Basically, as far as your ability to take damage goes, there's not a lot there. You have hp, determined by your stats, but since everything goes through armor first, and you have a few times the armor that you have health... it's not terribly important. Your armor points are based on your equipped armor. Simple enough. There are 2 restrictions on armor. 1) Your level must meet minimum requirements. 2) You must have 1 point placed in the relevant armor skill, mostly separated by class. Thus... it is your equipment that does the fighting, your character is just along for the XP to unlock the better gear. Well, mostly.
Levelling up and buying new gear is actually quite cost-effective, in terms of the upgraded damage and endurance, although gear acquired this way does lack any enchantment bonuses.
Now, to recap, it feels like the balance point is "I can kill something [my level +4] or less." That's a grotesque oversimplification, but, barring complications with boss mobs, it'll do.
This means the game is playable, with some detours to perform about every sidequest, so you can get the xp and level, to wear the gear that can fight the menace.
I hit level 10, which brought on this particular need to update.
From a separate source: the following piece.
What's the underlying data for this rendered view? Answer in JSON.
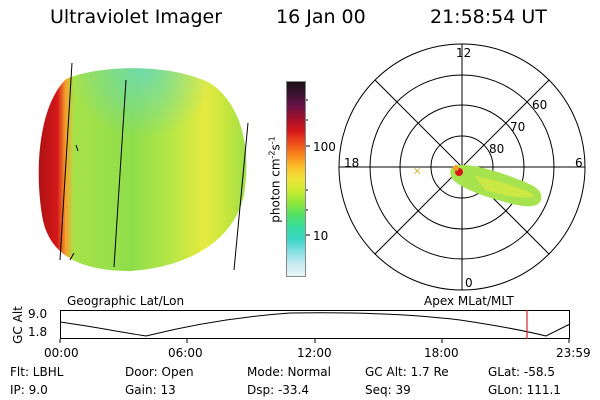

This grants permission to use the lowest set of modification recipes. It's not entirely clear from the tooltips how this works, and the tutorial is presently placeholder text. But I've listened a lot on the general and global chatter. At first glance, it looks like a robust system, you get a modification recipe, it says what type of item and what the upper level bound it works at is... which, unfortunately, is also the level you can use it at, and it looks like they are in 5 lv groupings. This is silly, of course, and likely to be changed within the first year. It does state clearly that you can modify equipment ONCE. That's fine. The cost to beef them is more than purchasing a vanilla model at the shops anyway.
Except that you cannot *add* a bonus with this system.
It only modifies existing bonuses.
Granted, the improvement you get out of this is really quite nice. Took an armor regen bonus from +8% to twenty-something. That's one of the more useful bonuses you can get in this system. But this means that after 10 levels of collecting recipes, I could only use about 10% of them. I couldn't add functionality to any of my gear. I could only take 1 of up to 4 existing benefits and improve that... if it was the right type of gear. But it's such a nerf of what could be a fun system to work with, with the entirely sane "one-modification per item" limit.